Bio-To-Go—How Far Will It Go?
Posted: under Current Affairs, Health, Medicine, and Healthcare, Science.
Tags: BioBricks Foundation, BioFab, biological containment, biological engineering, biological parts, Craig Venter, DNA factory, Frankenstein, gene promoters, Lawrence Berkeley National Laboratory, licensing and regulation, ribosome binding sites, RNA polymerase, synthetic biology, synthetic life forms
In Mary Shelley’s novel, Dr. Frankenstein is the creator of the monster, not the monster himself. And in the article last week in Scientific American, it is not a single scientist working alone who creates new life (actually that has already been done by Craig Venter), but a consortium of academic institutions launched earlier this year that is working together to assemble standardized parts of living organisms.
The BioFab is a “DNA factory” located within Lawrence Berkeley National Laboratory’s Joint BioEnergy Institute in Emeryville, CA. It is funded by the the laboratory, the National Science Foundation and the BioBricks Foundation. Run by scientists from UC Berkeley and Stanford, it’s website explains that BioFab will “produce broadly useful collections of standard biological parts that can be made freely available to both academic and commercial users.” The name BioFab was inspired by the Fab established by the semiconductor industry to design and manufacture custom chips. According to the BioBricks Foundation,
Using … standard biological parts, a synthetic biologist or biological engineer can already, to some extent, program living organisms in the same way a computer scientist can program a computer.

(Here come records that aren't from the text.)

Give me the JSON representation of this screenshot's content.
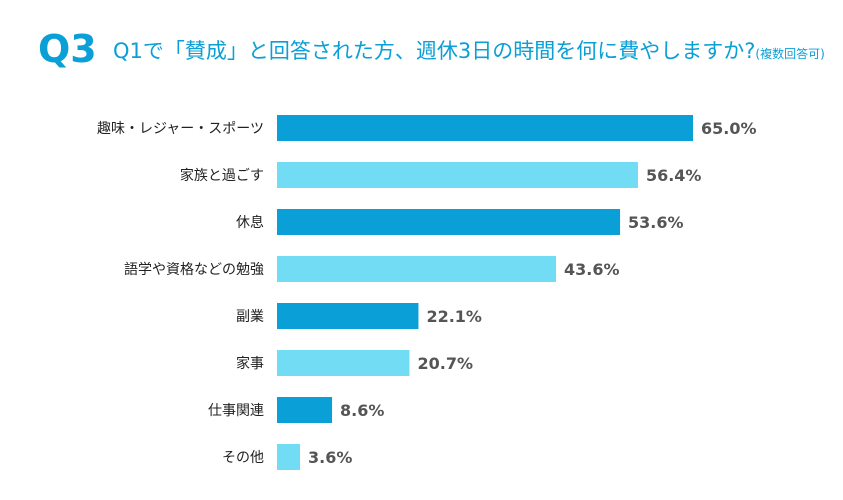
{
  "header": {
    "badge": "Q3",
    "question": "Q1で「賛成」と回答された方、週休3日の時間を何に費やしますか?",
    "note": "(複数回答可)"
  },
  "colors": {
    "accent": "#0a9fd6",
    "bar_dark": "#0a9fd6",
    "bar_light": "#72dcf4"
  },
  "chart_data": {
    "type": "bar",
    "orientation": "horizontal",
    "title": "Q1で「賛成」と回答された方、週休3日の時間を何に費やしますか?(複数回答可)",
    "unit": "%",
    "xlim": [
      0,
      65
    ],
    "grid": false,
    "categories": [
      "趣味・レジャー・スポーツ",
      "家族と過ごす",
      "休息",
      "語学や資格などの勉強",
      "副業",
      "家事",
      "仕事関連",
      "その他"
    ],
    "values": [
      65.0,
      56.4,
      53.6,
      43.6,
      22.1,
      20.7,
      8.6,
      3.6
    ],
    "value_labels": [
      "65.0%",
      "56.4%",
      "53.6%",
      "43.6%",
      "22.1%",
      "20.7%",
      "8.6%",
      "3.6%"
    ]
  }
}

Gene promoters and ribosome binding sites are two examples of the kind of part that BioFab will design, manufacture, and stock. The former are sequences of nucleotides adjacent to a gene, where RNA polymerase attaches and initiates translation of the DNA into the corresponding messenger RNA. The latter are short sequences of nucleotides of messenger RNA that bind to ribosomes, the catalytic sites where proteins are synthesized by stringing together amino acids, according to the instructions specified in the message.
All proteins have their own sets of genes, promoters, ribosome binding sites, and other similar elements in the DNA and RNA molecules that encode them. BioFab will attempt to catalog and stock as many of these elements as it can.

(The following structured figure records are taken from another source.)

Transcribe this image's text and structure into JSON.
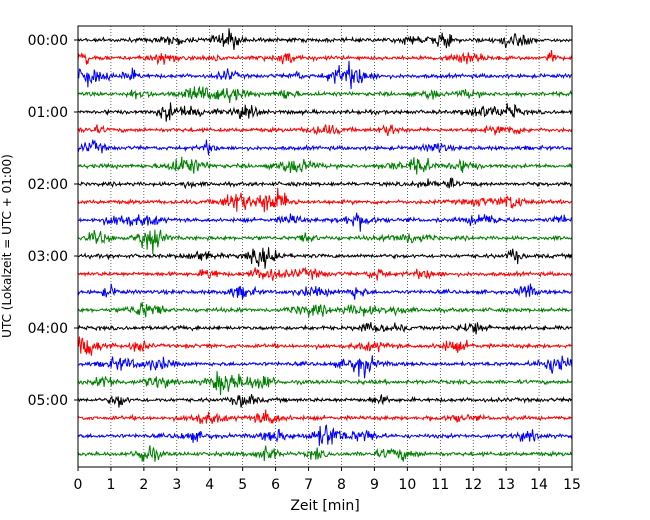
{
  "chart_data": {
    "type": "line",
    "title": "",
    "xlabel": "Zeit  [min]",
    "ylabel": "UTC (Lokalzeit = UTC + 01:00)",
    "xlim": [
      0,
      15
    ],
    "x_ticks": [
      0,
      1,
      2,
      3,
      4,
      5,
      6,
      7,
      8,
      9,
      10,
      11,
      12,
      13,
      14,
      15
    ],
    "x_tick_labels": [
      "0",
      "1",
      "2",
      "3",
      "4",
      "5",
      "6",
      "7",
      "8",
      "9",
      "10",
      "11",
      "12",
      "13",
      "14",
      "15"
    ],
    "y_tick_labels": [
      "00:00",
      "01:00",
      "02:00",
      "03:00",
      "04:00",
      "05:00"
    ],
    "y_tick_trace_index": [
      0,
      4,
      8,
      12,
      16,
      20
    ],
    "trace_count": 24,
    "trace_interval_minutes": 15,
    "trace_colors": [
      "#000000",
      "#ff0000",
      "#0000ff",
      "#008000"
    ],
    "grid": {
      "x": true,
      "style": "dotted"
    },
    "legend": "none"
  }
}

In drawing a connection to the Frankenstein novel at the beginning this post, I wanted to point to the issues it raised. Just as Dr. Frankenstein failed to foresee the tragic consequences of his creative work, I find nothing on the BioFab or BioBrick websites that consider the potential negative consequences of making life parts available for order.
I do not disagree that this work should be done. But history shows that the Frankenstein-like “monsters” can and sometimes actually do arise from scientific work. Just as the monster escaped from his creator’s lab and roamed the countryside committing murders, inevitably life actually created in scientific laboratories WILL escape from those facilities and WILL in some instances inflict harm on the planet’s natural life.
If we are to do this work (and I think we should), then our government and others of the world should license and regulate the facilities in which it is done and require effective containment of the new life forms that are created.
New life forms should not be allowed to escape into the environment or to be released intentionally. Once free, life multiplies and mutates. And it is possible that some liberated creations— and their genes—would not die off but persist and spread uncontrollably.